= Phospho soda =

Laxative product used for colonoscopy preparation

Phospho soda was an over the counter saline laxative produced by the C.B. Fleet Company in Lynchburg, Virginia. Phospho soda consisted mostly of monobasic sodium phosphate monohydrate and dibasic sodium phosphate heptahydrate. Phospho soda is often taken in a double dose (the usual 45ml dose, followed by a second 45ml dose 6 hours later), to prepare for colonoscopy. It is still used outside the US.

An amount of Phospho soda (normally 1.5 fluid ounce or 45 ml) is usually mixed with water or other clear liquids such as ginger ale. This preparation usually results in a bowel movement anywhere from 30 minutes to 6 hours after it is taken. Phospho soda is also available in various flavors to make it more palatable.

==Safety issues==
The use of Phospho soda has been known to lead to acute phosphate nephropathy. According to the U.S. Food and Drug Administration (FDA), "Acute phosphate nephropathy is a form of acute kidney injury that is associated with deposits of calcium-phosphate crystals in the renal tubules that may result in permanent renal function impairment. Acute phosphate nephropathy is a rare, serious adverse event that has been associated with the use of OSPs [oral sodium phosphates]. The occurrence of these events was previously described in an Information for Healthcare Professionals sheet and an FDA Science Paper issued in May 2006. Additional cases of acute phosphate nephropathy have been reported to FDA and described in the literature since these were issued."

Fleet’s Phospho-soda products have been linked to kidney damage since the 1990s.

On December 11, 2008, the FDA issued a Safety Alert stating that "FDA has become aware of reports of acute phosphate nephropathy, a type of acute kidney injury, associated with the use of oral sodium phosphate products (OSP) for bowel cleansing prior to colonoscopy or other procedures. These products include the prescription products, Visicol and OsmoPrep, and OSPs available over-the-counter without a prescription as laxatives (e.g., Fleet Phospho-soda). In some cases when used for bowel cleansing, these serious adverse events have occurred in patients without identifiable factors that would put them at risk for developing acute kidney injury ... The agency is equally concerned about the risks associated with the use of OSP products that are available over-the-counter (OTC), for example, Fleet Phospho-soda, when used at higher doses for bowel cleansing."

==Recall==

Following FDA's Alert, C.B. Fleet recalled its Fleet Phospho-Soda Products.

==Use as a laxative==
Phospho soda can be used for a general laxative, but is not recommended. The dosage then is best cut in half and used only once instead of twice.
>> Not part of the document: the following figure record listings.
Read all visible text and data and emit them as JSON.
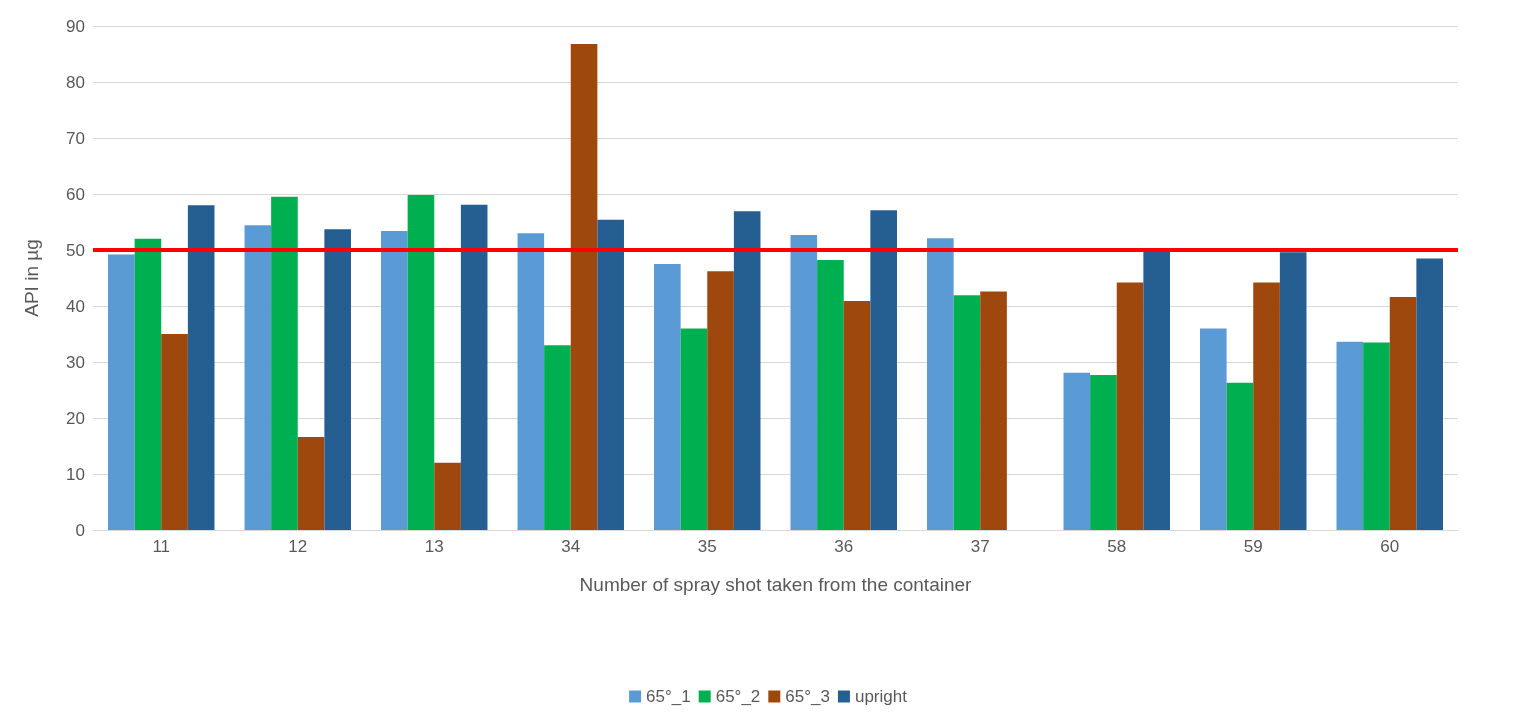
{
  "chart_data": {
    "type": "bar",
    "xlabel": "Number of spray shot taken from the container",
    "ylabel": "API in µg",
    "categories": [
      "11",
      "12",
      "13",
      "34",
      "35",
      "36",
      "37",
      "58",
      "59",
      "60"
    ],
    "series": [
      {
        "name": "65°_1",
        "color": "#5b9bd5",
        "values": [
          49.2,
          54.4,
          53.4,
          53,
          47.5,
          52.7,
          52.1,
          28.1,
          36,
          33.6
        ]
      },
      {
        "name": "65°_2",
        "color": "#00b050",
        "values": [
          52,
          59.5,
          59.8,
          33,
          36,
          48.2,
          41.9,
          27.7,
          26.3,
          33.5
        ]
      },
      {
        "name": "65°_3",
        "color": "#9e480e",
        "values": [
          35,
          16.6,
          12,
          86.8,
          46.2,
          40.9,
          42.6,
          44.2,
          44.2,
          41.6
        ]
      },
      {
        "name": "upright",
        "color": "#255e91",
        "values": [
          58,
          53.7,
          58.1,
          55.4,
          56.9,
          57.1,
          null,
          49.9,
          49.6,
          48.5
        ]
      }
    ],
    "ylim": [
      0,
      90
    ],
    "yticks": [
      0,
      10,
      20,
      30,
      40,
      50,
      60,
      70,
      80,
      90
    ],
    "grid": "y",
    "legend": "bottom",
    "ref_lines": [
      {
        "axis": "y",
        "value": 50,
        "color": "#ff0000",
        "line_style": "solid"
      }
    ]
  }
}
Phospho soda works by drawing liquid from the body into the colon, therefore it can cause severe dehydration, especially if not used properly. Usage in this context is highly recommended to be performed only with a doctor's knowledge and consent.
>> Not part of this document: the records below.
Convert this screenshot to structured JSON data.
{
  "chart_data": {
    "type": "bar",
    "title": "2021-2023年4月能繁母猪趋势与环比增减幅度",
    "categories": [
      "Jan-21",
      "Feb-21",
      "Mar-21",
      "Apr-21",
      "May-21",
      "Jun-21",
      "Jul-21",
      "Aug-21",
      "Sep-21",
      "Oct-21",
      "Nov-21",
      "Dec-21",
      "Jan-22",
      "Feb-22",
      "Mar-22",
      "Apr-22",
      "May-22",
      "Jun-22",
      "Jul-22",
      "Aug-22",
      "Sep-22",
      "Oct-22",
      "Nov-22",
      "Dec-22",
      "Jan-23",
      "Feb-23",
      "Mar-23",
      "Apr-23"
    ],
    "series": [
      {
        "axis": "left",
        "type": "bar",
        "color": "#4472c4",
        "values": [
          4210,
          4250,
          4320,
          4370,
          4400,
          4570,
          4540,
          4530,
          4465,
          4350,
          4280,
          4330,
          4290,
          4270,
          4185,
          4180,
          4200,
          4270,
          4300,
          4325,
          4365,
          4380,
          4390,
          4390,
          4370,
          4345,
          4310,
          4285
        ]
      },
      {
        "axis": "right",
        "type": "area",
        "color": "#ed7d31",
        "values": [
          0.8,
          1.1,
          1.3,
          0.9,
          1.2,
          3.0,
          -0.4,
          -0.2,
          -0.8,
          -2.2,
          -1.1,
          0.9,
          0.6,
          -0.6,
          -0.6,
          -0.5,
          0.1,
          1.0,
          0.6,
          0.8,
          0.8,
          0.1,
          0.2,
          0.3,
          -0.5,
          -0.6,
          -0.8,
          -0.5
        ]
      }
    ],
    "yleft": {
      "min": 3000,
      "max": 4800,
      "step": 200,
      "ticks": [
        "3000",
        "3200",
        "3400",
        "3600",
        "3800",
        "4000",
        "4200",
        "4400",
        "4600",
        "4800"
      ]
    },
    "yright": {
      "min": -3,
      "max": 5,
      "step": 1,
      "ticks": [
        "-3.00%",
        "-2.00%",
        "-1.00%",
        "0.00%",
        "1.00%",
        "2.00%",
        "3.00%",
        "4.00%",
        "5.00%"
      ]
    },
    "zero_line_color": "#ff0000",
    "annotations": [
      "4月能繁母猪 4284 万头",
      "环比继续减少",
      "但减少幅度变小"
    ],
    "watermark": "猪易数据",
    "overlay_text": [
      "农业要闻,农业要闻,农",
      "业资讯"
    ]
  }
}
==Use as preparation for colonoscopy==
When Phospho soda is used as preparation for colonoscopy, 1.5 fluid ounces (45ml), mixed with an equal amount of water or any clear liquid and followed by 8 oz of water, is taken, followed by a second dose 6 hours later (3 oz total). It will cause very loose, eventually watery stools, usually starting within an hour or so and lasting several hours.
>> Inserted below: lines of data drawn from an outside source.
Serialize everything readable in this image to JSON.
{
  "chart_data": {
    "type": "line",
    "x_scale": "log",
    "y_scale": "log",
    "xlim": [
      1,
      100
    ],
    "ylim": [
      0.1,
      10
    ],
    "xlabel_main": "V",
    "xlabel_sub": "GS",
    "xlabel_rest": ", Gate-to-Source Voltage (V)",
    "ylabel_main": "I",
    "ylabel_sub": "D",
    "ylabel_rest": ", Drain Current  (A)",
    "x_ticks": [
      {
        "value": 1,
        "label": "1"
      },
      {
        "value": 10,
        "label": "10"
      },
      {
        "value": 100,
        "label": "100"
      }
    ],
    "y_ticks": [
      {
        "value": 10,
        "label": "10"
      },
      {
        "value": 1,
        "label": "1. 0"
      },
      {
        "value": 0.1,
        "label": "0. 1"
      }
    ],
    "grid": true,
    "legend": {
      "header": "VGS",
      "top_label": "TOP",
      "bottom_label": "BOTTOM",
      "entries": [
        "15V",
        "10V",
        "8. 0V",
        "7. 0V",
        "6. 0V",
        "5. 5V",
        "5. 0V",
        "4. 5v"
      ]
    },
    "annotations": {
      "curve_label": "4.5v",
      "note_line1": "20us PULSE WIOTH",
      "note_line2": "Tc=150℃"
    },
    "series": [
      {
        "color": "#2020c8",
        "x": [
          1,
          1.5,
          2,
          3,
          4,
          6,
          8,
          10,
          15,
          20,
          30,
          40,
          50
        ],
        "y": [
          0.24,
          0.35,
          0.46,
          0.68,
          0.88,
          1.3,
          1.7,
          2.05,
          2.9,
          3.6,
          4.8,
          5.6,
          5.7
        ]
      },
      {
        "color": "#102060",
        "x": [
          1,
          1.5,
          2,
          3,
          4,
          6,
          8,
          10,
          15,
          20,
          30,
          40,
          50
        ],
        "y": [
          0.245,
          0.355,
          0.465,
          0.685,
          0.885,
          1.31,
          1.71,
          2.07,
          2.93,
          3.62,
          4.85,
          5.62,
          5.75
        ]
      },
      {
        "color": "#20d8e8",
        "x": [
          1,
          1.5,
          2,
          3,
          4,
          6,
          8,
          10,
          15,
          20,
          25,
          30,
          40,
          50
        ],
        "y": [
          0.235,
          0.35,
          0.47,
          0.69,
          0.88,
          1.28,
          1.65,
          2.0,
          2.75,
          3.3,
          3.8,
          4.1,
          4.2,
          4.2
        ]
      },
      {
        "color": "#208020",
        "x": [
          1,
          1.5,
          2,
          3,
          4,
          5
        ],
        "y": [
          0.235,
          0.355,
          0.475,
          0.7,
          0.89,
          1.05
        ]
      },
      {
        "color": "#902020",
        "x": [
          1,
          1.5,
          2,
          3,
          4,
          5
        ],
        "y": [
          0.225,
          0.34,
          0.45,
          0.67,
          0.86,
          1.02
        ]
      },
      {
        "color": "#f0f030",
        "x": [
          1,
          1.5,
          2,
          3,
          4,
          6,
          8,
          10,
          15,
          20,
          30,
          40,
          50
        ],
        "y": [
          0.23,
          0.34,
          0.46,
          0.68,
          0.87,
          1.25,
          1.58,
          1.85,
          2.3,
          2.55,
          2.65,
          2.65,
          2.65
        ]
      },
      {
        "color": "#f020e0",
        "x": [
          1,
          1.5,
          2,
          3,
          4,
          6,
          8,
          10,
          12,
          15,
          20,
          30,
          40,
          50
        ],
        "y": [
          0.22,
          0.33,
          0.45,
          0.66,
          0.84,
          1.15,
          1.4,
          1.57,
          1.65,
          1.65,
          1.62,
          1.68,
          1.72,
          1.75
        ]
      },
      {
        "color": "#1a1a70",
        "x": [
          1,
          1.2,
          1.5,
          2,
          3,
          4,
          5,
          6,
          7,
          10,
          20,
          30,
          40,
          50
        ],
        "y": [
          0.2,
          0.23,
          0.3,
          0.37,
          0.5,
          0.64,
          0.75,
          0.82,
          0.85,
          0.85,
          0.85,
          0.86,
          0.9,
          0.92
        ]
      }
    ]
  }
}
A 2007 study showed that in patients with decreased renal function, Phospho soda may worsen renal impairment compared to polyethylene glycol-based laxatives. In patients without kidney problems, no difference was observed.

==Litigation==

Since late 2004, there has been a great deal of litigation in both state and federal courts alleging renal injury following the use of Fleet Phospho-Soda. On June 23, 2009, the United States Judicial Panel on Multi District Litigation consolidated all federal Oral Sodium Phosphate Solution lawsuits to the Northern District of Ohio, before the Honorable Ann Aldrich. Additional documents from Phospho-Soda lawsuits have been published at the website DangerousDrugs.us.